Friday, December 28, 2007

Jill Scott, Silk Wrapped Hurt

"The Real Thing: Words and Sounds, Vol. 3" was released in September 2007. Thus far it had escaped my attention. In todays music biz that isn't saying a whole lot. Total crap manages to reach the top of the charts, gems buried deep beneath it. Then again, Jill Scott is not what you'd call a new arrival. You'd expect a little buzz when a critics favorite releases something new. So the question is, is her album indeed the real thing or is it yet another in line of increasingly dull Nu-Soul albums. As I have posted before I feel Nu-Soul is a flawed problems, stuck in the same radio friendly beats that are hardly capable of making a wave even if you would crank the volume up to eleven. Most Nu-Soul is unfortunately nothing more than wall paper to the numerous lounge cafés that infest the inner cities. With Jill Scott it has always been a hate love thing for me.
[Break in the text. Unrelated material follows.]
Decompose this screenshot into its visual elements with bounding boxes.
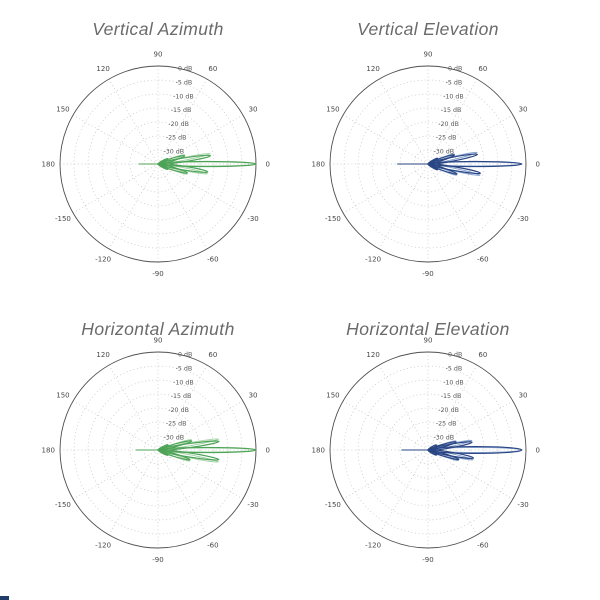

Jill Scott grew up in the city of brotherly love, where she had, by her own account, a happy childhood. In the field of music that is often a handicap. Music is not unlike method acting. You need to be able to draw on your own experience to make the songs of heartbreak and yearning sound convincing. As much as its a cliché that artists have to suffer in order to create, it is almost scientific fact that artists with a monkey on their back, or carrying a heavy load, are the ones that usually deliver the goods. Jill Scott always struck me as somewhat of a exception on this rule. Jill Scott started out as a spoken word artist, a poet at heart. Ruthlessly intelligent, Jill Scott has always had the ability to whip words in the shape she needed them to be. Her lyrics floated somewhere between sharp analyzes of her relations to people, a strong sense of her womanhood and an almost retro sense of Black pride. To top it of, Scott has that kind of gentle voice that is capable of lashing out at unsuspected moments, giving her often too relaxing beats an edge they sorely need. Jill Scott is one of those artists cut and tailored for the Nu-Soul genre that needs to get its conviction out of lyrics and a voice to translate them.



"The Real Thing: Words and Sounds, Vol. 3" is one of those albums that doesn't disappoint but doesn't really thrill either. Most of the album again conjures up images of soft cushions, silky sheets, dimmed candle candle light and none to offensive rocking hips. Nu-Soul seems ever stuck in foreplay. Only on, what has apparently been the single, "Hate On Me", things heat up a little. Jill has a chip on her shoulder, a left over from a failed relationship, and makes it known. It's the third track in, getting your hopes up after hearing all this naked raging emotion. Unfortunately the CD settles back in its all too comfortable groove after that. Much of the album deals with broken relationships, the lyrics hold a lot of potential, but it never amounts to anything really interesting. The unsuspecting listener can slide back in his or her comfortable cushion and order another Mojito without his slumber being disturbed. The unsuspecting listener might just play this album to seduce his new girlfriend, hoping to get some action on a record that is built on heartache. Jill has a lot of potential, but what is lacking so far is let it all hang out. Anybody who's seen her in concert knows she can, so Jill, please get to it.